The defining characteristic of the chief rabbi selection process in Israel is that involves secular as well as religious communities.
In a country polarised between secular and religious, this has allowed the rabbinate, which is state-maintained, to be regarded as a national and not just a sectarian institution.
Abraham Isaac Kook, the former Ashkenazi Chief Rabbi who was instrumental in establishing the institution, was particular about this point, being keen that secular Jews should feel a sense of connection to the rabbinate.
But the net has been cast so wide that instead of having a selection committee there is a panel that is larger than the Knesset - and with almost as much politicking. There are 120 members of the Knesset; the board tasked with choosing the country's two chief rabbis, one Ashkenazi and one Sephardi, has 150.
Within each category of members, whether the city rabbis, the dayanim, the heads of religious councils or others, there is horse-trading - votes for this candidate in return for support on this issue or that, from mikvah-building to the administration of holy sites.
Fistfights in Prague and near-war in French Jewish papers — but the voting goes on
The secular members on the panels are mostly politicians, national and local - or their nominees - who themselves have deals that they want to cut with each other.
The process encourages the selection of candidates who are politically acceptable and inoffensive to all concerned, but not the country's true rabbinic leaders. This is true of today's chief rabbis, Yona Metzger and Shlomo Amar, both of them relatively marginal rabbinic figures before their election - and, some would cynically remark, also today.
Israeli chief rabbis serve a single 10-year term, after which they cannot stand for re-election. This rule is intended to avoid a single rabbi monopolising power, but there is widespread feeling in Israel that this has backfired. They have state-assigned power over many institutions that are important to Israelis, including marriage and divorce, kashrut and several aspects of conversion, and the theory goes that chief rabbis would be keener to impress the public and aim for tangible achievements, if they felt that their future prospects rested on it.
While no diaspora centre has as elaborate a selection process as Israel, some echo the highly political nature. In Prague, the stakes are high - as well as leading the community on a day-to-day basis, the Chief Rabbi has the pulpit of the Altneu, the world's oldest functioning synagogue. The community holds elections to select its lay leaders, who in turn choose the chief rabbi.
The position has been the focus of a power struggle between the mainstream community and Chabad-Lubavitch. In 2004 the then head of the community Tomas Jelinek sacked Chief Rabbi Karol Sidon and appointed Lubavitch rabbi Manis Barash instead.
Many Prague Jews were furious, as Rabbi Sidon is a former anti-Communist dissident. On one occasion a brawl broke out between supporters of the two rabbis in the Altneu. Community members started a campaign to oust Mr Jelinek and succeeded, leading to Rabbi Sidon's reappointment in 2005.
The Norwegian chief rabbinate was created in 1999 when long-time Oslo minister Rabbi Michael Melchior, who commuted from Israel, was elected to the Knesset and therefore unable to occupy a regular pulpit.
Instead, the Norwegians created a chief rabbi post - unpaid as Knesset members cannot have a second job - especially for Rabbi Melchior. Though he officially serves four-year terms, it is the consensus that he will remain in the post as long as he has time to continue visiting.

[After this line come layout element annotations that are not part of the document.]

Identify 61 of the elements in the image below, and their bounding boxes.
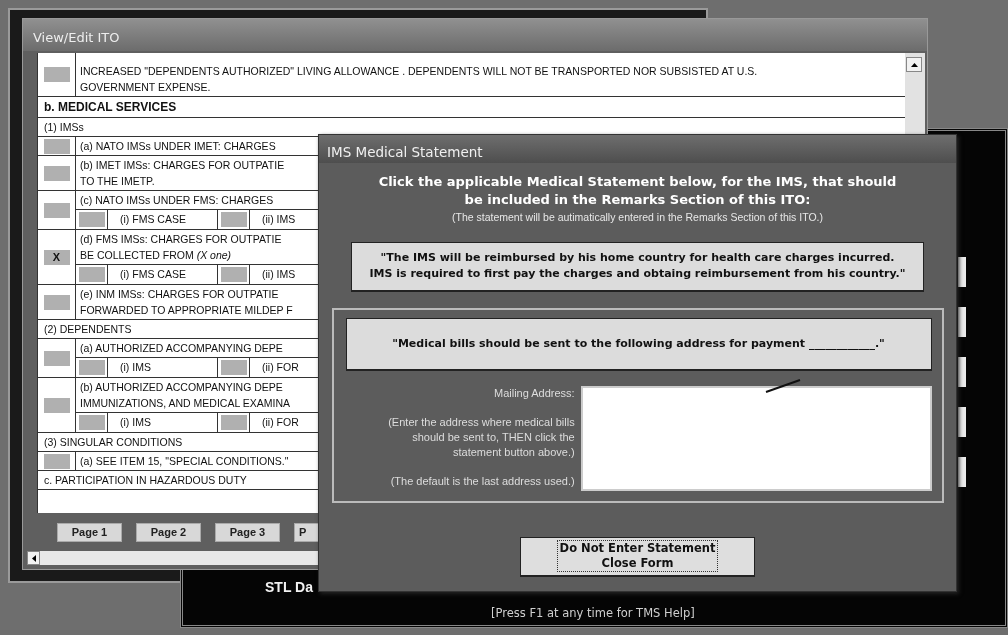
- section-label: (1) IMSs: [43, 120, 85, 135]
- checkbox[interactable]: [220, 360, 247, 375]
- instruction-note: (The statement will be autimatically entered in the Remarks Section of this ITO.): [452, 210, 823, 225]
- checkbox[interactable]: [43, 453, 70, 469]
- section-label: (3) SINGULAR CONDITIONS: [43, 435, 184, 450]
- checkbox[interactable]: X: [43, 249, 70, 265]
- page-button[interactable]: Page 2: [136, 522, 201, 542]
- scroll-left-button[interactable]: [27, 551, 40, 565]
- checkbox[interactable]: [220, 212, 247, 227]
- option-label: (i) FMS CASE: [108, 210, 218, 229]
- option-label: (i) FMS CASE: [108, 265, 218, 284]
- section-heading: b. MEDICAL SERVICES: [43, 99, 178, 116]
- statement-button[interactable]: "Medical bills should be sent to the following address for payment ____________.": [345, 317, 932, 371]
- checkbox[interactable]: [78, 360, 105, 375]
- help-text: [Press F1 at any time for TMS Help]: [491, 605, 695, 622]
- checkbox[interactable]: [43, 165, 70, 181]
- row-text: (a) NATO IMSs UNDER IMET: CHARGES: [79, 139, 277, 154]
- panel-button[interactable]: [958, 257, 966, 287]
- row-text: (b) IMET IMSs: CHARGES FOR OUTPATIE TO THE IMETP.: [79, 158, 286, 189]
- checkbox[interactable]: [43, 138, 70, 154]
- row-text: (c) NATO IMSs UNDER FMS: CHARGES: [79, 193, 275, 208]
- row-text: (a) AUTHORIZED ACCOMPANYING DEPE: [79, 341, 284, 356]
- row-text: INCREASED "DEPENDENTS AUTHORIZED" LIVING ALLOWANCE . DEPENDENTS WILL NOT BE TRANSPORTED NOR SUBSISTED AT U.S. GOVERNMENT EXPENSE.: [79, 64, 759, 95]
- address-field[interactable]: [580, 385, 932, 491]
- scroll-up-button[interactable]: [906, 57, 922, 72]
- up-arrow-icon: [910, 62, 918, 67]
- checkbox[interactable]: [43, 67, 70, 82]
- close-form-button[interactable]: Do Not Enter Statement Close Form: [520, 536, 755, 577]
- row-text: (b) AUTHORIZED ACCOMPANYING DEPE IMMUNIZATIONS, AND MEDICAL EXAMINA: [79, 380, 292, 411]
- row-text: (d) FMS IMSs: CHARGES FOR OUTPATIE BE COLLECTED FROM (X one): [79, 232, 283, 263]
- checkbox[interactable]: [43, 350, 70, 366]
- section-label: c. PARTICIPATION IN HAZARDOUS DUTY: [43, 473, 248, 488]
- checkbox[interactable]: [220, 267, 247, 282]
- row-text: (e) INM IMSs: CHARGES FOR OUTPATIE FORWARDED TO APPROPRIATE MILDEP F: [79, 287, 294, 318]
- panel-title: STL Da: [265, 578, 313, 597]
- field-label: Mailing Address:: [492, 385, 575, 401]
- page-button[interactable]: Page 1: [57, 522, 122, 542]
- panel-button[interactable]: [958, 407, 966, 437]
- checkbox[interactable]: [78, 415, 105, 430]
- checkbox[interactable]: [220, 415, 247, 430]
- panel-button[interactable]: [958, 307, 966, 337]
- left-arrow-icon: [31, 554, 36, 562]
- checkbox[interactable]: [78, 212, 105, 227]
- page-button[interactable]: Page 3: [215, 522, 280, 542]
- section-label: (2) DEPENDENTS: [43, 322, 133, 337]
- row-text: (a) SEE ITEM 15, "SPECIAL CONDITIONS.": [79, 454, 290, 469]
- option-label: (i) IMS: [108, 413, 218, 432]
- window-title: View/Edit ITO: [33, 30, 120, 45]
- leader-line: [764, 378, 801, 393]
- checkbox[interactable]: [43, 202, 70, 218]
- checkbox[interactable]: [43, 294, 70, 310]
- checkbox[interactable]: [43, 397, 70, 413]
- dialog-title: IMS Medical Statement: [327, 144, 483, 160]
- instruction-text: Click the applicable Medical Statement below, for the IMS, that should be included in the Remarks Section of this ITO:: [378, 173, 897, 209]
- hint-text: (Enter the address where medical bills should be sent to, THEN click the statement button above.): [387, 414, 575, 460]
- panel-button[interactable]: [958, 457, 966, 487]
- option-label: (i) IMS: [108, 358, 218, 377]
- statement-button[interactable]: "The IMS will be reimbursed by his home country for health care charges incurred. IMS is required to first pay the charges and obtaing reimbursement from his country.": [351, 241, 924, 292]
- panel-button[interactable]: [958, 357, 966, 387]
- hint-text: (The default is the last address used.): [389, 473, 575, 489]
- checkbox[interactable]: [78, 267, 105, 282]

In France, the chief rabbi is elected by the Consistoire, the national body which oversees religious services to the mainstream Orthodox community. The actual electorate is small – just 300 rabbis. Lay representatives took part in the ballot in 2008 that saw Gilles Bernheim oust Chief Rabbi Joseph Sitruk from the post he had occupied for the previous 20 years. But the process is far more open than in the UK. The contest between the two men was a presidential-style campaign with adverts in the Jewish press, intense canvassing and viral marketing on social media.
At one point the campaign grew so heated that other Jewish organisations had to issue a statement calling for calm.
When it comes to real democracy, Turkey sets an example to larger Jewish communities. In 2002, the government changed the method of choosing the chief rabbi, regarded as the Jewish community's official representative, from appointment by a Beth Din, to national elections.
Any male or female member of the Jewish community over the age of 18 is eligible to vote. When Chief Rabbi Izak Haleva was re-elected last year, nearly 5,000 Turkish Jews cast their vote in synagogues around the country.
Italy does not have a national spiritual leader, but each city chooses its own chief rabbi. Riccardo di Segni, Chief Rabbi of Rome, was chosen in 2001 by the 28-strong board of the city's Jewish community.